Knowing the host-guest binding principle, I have implemented this knowledge to design calixarene based host system (recognition pairs) for tyrosine kinase inhibitors (TKI’s). Specifically, the end-focus was to improve the bioavailability profile of these second generation TKI’s with the monomolecular drug carrier. In that course, functionalized calix[n]arene (n=4, 5, 6  and  8) via appended groups SO3H, tert-Butyl (t-Bu), iso-Propyl (i-Pr), COOH, C2H4OH, and C2H4NH2  were appraised for the formation of optimal complex with six  TKI’s (gefitinib, regorafenib and sunitinib, nilotinb,  lapotinib  and dasatinib). A total of 144 complexes were explored for the predominantly involved selective and dynamic interactions using the shape based fitting algorithms, electronic structure methods, MM-GBMV and MD simulations. From this study, we conclude that there is no apparent selectivity in the orientation and insertion mode for a particular calix[n]arene and TKI’s. It was found that more coordinating nature of the substituent at the upper rim yield the most stable complexes over the less coordinating substituents. Within our studied chemical space, calix[n]arenes with n = 6 and 8 are the most promising drug carriers owing to their ability to wrap around the TKI’s and thereby maximize non-bonded interactions. 

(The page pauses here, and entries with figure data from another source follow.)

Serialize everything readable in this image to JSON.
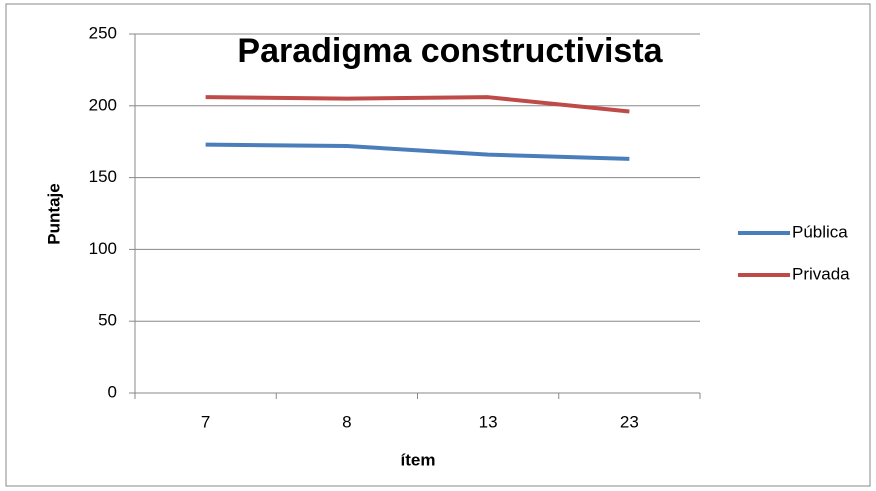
{
  "chart_data": {
    "type": "line",
    "title": "Paradigma constructivista",
    "x_label": "ítem",
    "y_label": "Puntaje",
    "categories": [
      "7",
      "8",
      "13",
      "23"
    ],
    "series": [
      {
        "name": "Pública",
        "color": "#4a7ebb",
        "values": [
          173,
          172,
          166,
          163
        ]
      },
      {
        "name": "Privada",
        "color": "#be4b48",
        "values": [
          206,
          205,
          206,
          196
        ]
      }
    ],
    "ylim": [
      0,
      250
    ],
    "yticks": [
      0,
      50,
      100,
      150,
      200,
      250
    ],
    "grid": true,
    "legend": "right"
  }
}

Other than that, I have also expand the landscape of my PhD work by studying the “turn off” fluorescence ability of functionalized calix[4]arene for the selective detection of analytes like pendimethalin (PM), N-methyl-p-nitroanilne (NMA), copper ion sensing and selective binding with cerium (III) ion. Also, molecular interaction were unveiled for the dye degradation by substituted calixarenes and their inability to reduced/stabilized metal salts.